Mr. Snell uncrossed his legs, and stooped to pick up a last, which he proceeded to scan with a shrewd, critical eye.

“Narrer foot,” he said to Mr. Hamblin.

“Private last—Doctor Hunter’s,” said Mr. Hamblin, laying down a boot upon which he was stitching an outer sole, and rising to make a ponderous, elephantine excursion across the quaking shop to the earthen water-pitcher, from which he took a generous draft.

“Well, Brother Snell,” said Mr. Noyes,—they were members together of a secret organization, of which Mr. Snell was P. G. W. T. F., “ain’t you going to tell us? What is this job? That is to say, what—is it?”

Brother Snell set his thumbs firmly in the armholes of his waistcoat, surveyed the smoke-stained pictures pasted on the wall, looked keen, and softly whistled. At last he condescended to explain.

“Preaching Uncle Capen’s funeral sermon.”

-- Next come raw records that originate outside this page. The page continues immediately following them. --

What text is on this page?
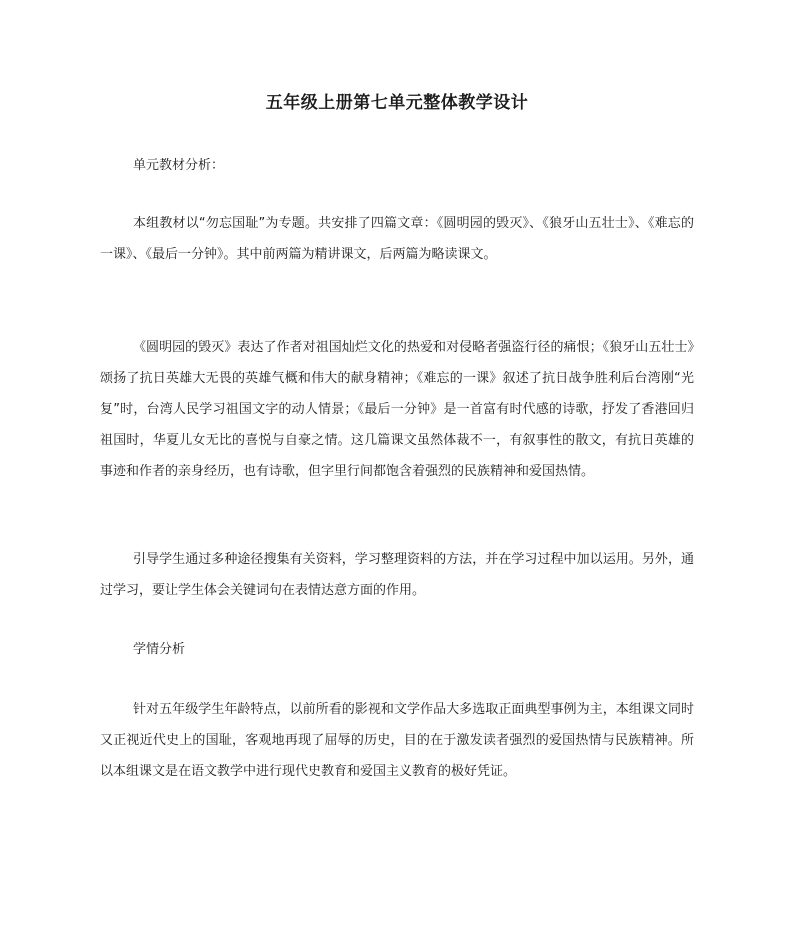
五年级上册第七单元整体教学设计
单元教材分析：
本组教材以“勿忘国耻”为专题。共安排了四篇文章：《圆明园的毁灭》、《狼牙山五壮士》、《难忘的一课》、《最后一分钟》。其中前两篇为精讲课文，后两篇为略读课文。
《圆明园的毁灭》表达了作者对祖国灿烂文化的热爱和对侵略者强盗行径的痛恨；《狼牙山五壮士》颂扬了抗日英雄大无畏的英雄气概和伟大的献身精神；《难忘的一课》叙述了抗日战争胜利后台湾刚“光复”时，台湾人民学习祖国文字的动人情景；《最后一分钟》是一首富有时代感的诗歌，抒发了香港回归祖国时，华夏儿女无比的喜悦与自豪之情。这几篇课文虽然体裁不一，有叙事性的散文，有抗日英雄的事迹和作者的亲身经历，也有诗歌，但字里行间都饱含着强烈的民族精神和爱国热情。
引导学生通过多种途径搜集有关资料，学习整理资料的方法，并在学习过程中加以运用。另外，通过学习，要让学生体会关键词句在表情达意方面的作用。
学情分析
针对五年级学生年龄特点，以前所看的影视和文学作品大多选取正面典型事例为主，本组课文同时又正视近代史上的国耻，客观地再现了屈辱的历史，目的在于激发读者强烈的爱国热情与民族精神。所以本组课文是在语文教学中进行现代史教育和爱国主义教育的极好凭证。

There was a subdued general laugh. Even Mr. Hamblin’s leathern apron shook.

Mr. Noyes, however, painfully looking down upon his beard to draw out a white hair, maintained his serious expression.

“I don’t see much ‘job’ in that,” he said. “A minister’s supposed to preach a hundred and four sermons in each and every year, and there’s plenty more where they come from. What’s one sermon more or less when stock costs nothing? It’s like wheeling gravel from the pit.”